We made it to Sydney and I am very much enjoying spending some time with the Adair family relies. The weather here is relatively cool compared to Adelaide and I have finally met Jessica! She is lovely person. It's been good to see April as well, and she brought tamarindo and Tequila... so much love! Wishing Justin were here but we'll be sure to have a few drinks in his honor. We arrived day before yesterday and are heading out to Bulli ( a small beach town) for a few days looking forward to the rest of the week and I will try to take as many pics as I can.

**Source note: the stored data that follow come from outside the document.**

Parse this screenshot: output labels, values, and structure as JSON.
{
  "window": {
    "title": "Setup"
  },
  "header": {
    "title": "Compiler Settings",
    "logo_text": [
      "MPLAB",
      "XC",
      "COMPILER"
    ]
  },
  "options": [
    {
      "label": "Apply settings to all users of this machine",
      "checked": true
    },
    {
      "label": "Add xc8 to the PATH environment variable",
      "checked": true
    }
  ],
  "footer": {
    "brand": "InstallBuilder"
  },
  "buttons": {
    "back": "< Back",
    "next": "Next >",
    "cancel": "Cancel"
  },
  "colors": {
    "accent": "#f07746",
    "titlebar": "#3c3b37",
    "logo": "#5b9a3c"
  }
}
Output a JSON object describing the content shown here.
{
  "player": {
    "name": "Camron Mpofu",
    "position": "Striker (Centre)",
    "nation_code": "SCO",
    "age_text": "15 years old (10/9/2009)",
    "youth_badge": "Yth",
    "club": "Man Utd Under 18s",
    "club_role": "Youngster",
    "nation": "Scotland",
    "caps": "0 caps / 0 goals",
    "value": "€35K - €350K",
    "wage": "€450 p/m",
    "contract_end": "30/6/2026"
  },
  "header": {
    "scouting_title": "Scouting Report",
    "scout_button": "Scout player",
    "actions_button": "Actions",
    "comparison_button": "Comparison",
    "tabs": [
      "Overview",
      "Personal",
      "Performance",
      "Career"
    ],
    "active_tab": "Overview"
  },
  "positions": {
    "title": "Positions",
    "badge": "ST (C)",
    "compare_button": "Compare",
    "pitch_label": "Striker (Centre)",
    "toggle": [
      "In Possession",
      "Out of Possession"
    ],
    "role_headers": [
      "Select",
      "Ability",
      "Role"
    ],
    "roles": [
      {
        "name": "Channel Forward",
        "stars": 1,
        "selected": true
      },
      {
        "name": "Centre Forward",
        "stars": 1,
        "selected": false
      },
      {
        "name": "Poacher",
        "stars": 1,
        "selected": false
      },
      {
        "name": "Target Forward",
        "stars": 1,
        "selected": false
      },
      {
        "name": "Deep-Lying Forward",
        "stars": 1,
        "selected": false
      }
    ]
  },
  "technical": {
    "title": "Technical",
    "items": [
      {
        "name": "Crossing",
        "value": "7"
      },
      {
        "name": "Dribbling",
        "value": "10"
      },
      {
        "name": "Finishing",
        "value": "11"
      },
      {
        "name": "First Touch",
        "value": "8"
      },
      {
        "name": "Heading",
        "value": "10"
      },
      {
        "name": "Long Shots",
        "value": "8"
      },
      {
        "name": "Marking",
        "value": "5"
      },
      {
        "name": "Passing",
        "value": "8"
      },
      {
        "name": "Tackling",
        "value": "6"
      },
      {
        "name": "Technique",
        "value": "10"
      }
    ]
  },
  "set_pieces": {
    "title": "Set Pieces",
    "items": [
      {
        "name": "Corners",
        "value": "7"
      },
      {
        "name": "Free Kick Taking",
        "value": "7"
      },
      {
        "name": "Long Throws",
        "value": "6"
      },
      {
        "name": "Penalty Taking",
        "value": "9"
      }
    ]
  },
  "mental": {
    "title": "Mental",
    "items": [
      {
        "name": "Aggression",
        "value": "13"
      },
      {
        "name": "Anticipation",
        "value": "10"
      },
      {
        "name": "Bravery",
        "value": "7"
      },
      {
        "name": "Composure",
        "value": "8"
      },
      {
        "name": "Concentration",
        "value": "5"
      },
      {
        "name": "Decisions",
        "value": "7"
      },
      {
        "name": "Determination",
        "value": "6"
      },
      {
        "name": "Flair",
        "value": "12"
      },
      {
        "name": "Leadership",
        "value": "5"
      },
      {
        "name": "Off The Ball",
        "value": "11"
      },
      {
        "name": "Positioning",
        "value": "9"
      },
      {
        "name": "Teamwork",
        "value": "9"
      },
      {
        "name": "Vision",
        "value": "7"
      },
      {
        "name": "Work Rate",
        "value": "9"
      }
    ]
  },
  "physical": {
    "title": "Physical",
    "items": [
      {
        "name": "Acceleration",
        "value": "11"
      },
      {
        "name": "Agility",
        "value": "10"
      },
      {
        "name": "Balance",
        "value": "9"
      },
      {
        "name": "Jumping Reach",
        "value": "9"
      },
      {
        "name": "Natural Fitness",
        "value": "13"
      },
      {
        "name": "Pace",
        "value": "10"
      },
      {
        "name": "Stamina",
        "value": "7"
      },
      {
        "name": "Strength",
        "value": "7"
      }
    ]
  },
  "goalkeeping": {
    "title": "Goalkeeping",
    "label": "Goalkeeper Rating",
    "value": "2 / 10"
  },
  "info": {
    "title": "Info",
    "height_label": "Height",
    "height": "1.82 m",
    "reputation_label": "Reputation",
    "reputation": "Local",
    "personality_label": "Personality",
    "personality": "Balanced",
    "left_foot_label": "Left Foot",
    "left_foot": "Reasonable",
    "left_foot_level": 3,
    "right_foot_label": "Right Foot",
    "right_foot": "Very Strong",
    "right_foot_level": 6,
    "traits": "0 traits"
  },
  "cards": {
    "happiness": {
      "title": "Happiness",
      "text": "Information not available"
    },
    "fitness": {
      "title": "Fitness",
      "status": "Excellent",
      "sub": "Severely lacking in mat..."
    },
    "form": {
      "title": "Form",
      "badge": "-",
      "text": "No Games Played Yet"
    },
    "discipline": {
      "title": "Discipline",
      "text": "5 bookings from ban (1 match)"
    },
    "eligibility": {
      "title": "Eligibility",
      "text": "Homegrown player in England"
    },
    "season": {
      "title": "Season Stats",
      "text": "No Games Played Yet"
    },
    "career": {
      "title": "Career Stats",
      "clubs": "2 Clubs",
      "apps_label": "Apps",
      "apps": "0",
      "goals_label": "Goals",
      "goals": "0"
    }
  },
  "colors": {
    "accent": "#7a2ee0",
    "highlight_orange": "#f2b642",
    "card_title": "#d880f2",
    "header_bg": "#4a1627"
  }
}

Spent the afternoon at the pool yesterday and snapped a few shots... seeing family together is making me think a lot about mine in Mex... there will definitely be a major reunion when we return. The little guy likes being in the water and his grandma got him the cutest beach hat... he looks like a little french legionnaire or something, must get one myself. Everyone wants to hold the little man and thankfully he has been a very happy boy. I wish I were as photogenic as Amber and Dakota they are so good looking.
Will keep you posted.
Still alive... haven't entirely forgotten about this little corner of memoirs. We are settling into our new abode in SA and are doing very well.
This journey however has reached important junctures as of the last time I sat down to write. Wonderful news ... Amber and I have received the most incredible gift ever. His name is Quinn Dakota Luna and he is nearly 6 weeks old now. He is beautiful. His silent breathing and wordless smiles have made me feel more joy than all the combined partying there has been in my life.
I pray that I will learn to give more of myself, be less selfish with my time, and help awaken in you the desire to reach out to others. Te amo chiquito.
Amber, thank you for bringing our little boy into the world... thank you for being my wife. We will enjoy seeing this little man grow every step of the way mi amor, it's the beginning of something new and challenging; I know it will be the most rewarding experience yet and having you to share it with makes me doubly blessed... Te amo.
Perhaps it's only I but It seems to me that as people we can sometimes become so absorbed in making sure the life we live is filled with purpose, so occupied in ensuring that we are indeed doing the most we can towards an end goal, so consumed with becoming the best we can be in whatever direction our choice of life has been; that we begin to miss out on the beauty of the journey, the importance of the experience.
Is it possible to become so involved in our perception of what is the best that we fail to appreciate the importance and depth of the learning experience. Can our perception reach a point where it begins to distract us from the fact that if indeed we are here to learn to love then the most important thing is not just arriving at our destination but how we choose to reach it?
If mistakes equal good then let us not be afraid of what we will discover through them for in accepting that we are here to learn and that the end goal is not perfection let us enjoy the journey of discovery and growth, all the while allowing the beacon of love to guide us.
How does one choose to forsake a personal desire, be it a dream, aspiration or perception; when one knows that not doing so will come only at the price of unhappiness to those we love. If love is believing in others, then I choose to believe. If hope and faith abound in the presence of love, I choose love again. For love is believing, understanding and accepting that the one who loves us guides the paths we take, and if we allow Him to guide then the love within our hearts will reach others in ways far beyond those we could even begin to imagine. We can never lose by giving and although it may seem difficult to give our lives to something noble and grandiose, we may indeed discover that the greater challenges are found in those decisions where what is at stake is shedding the faith in ourselves alone and choosing instead to embrace faith in others.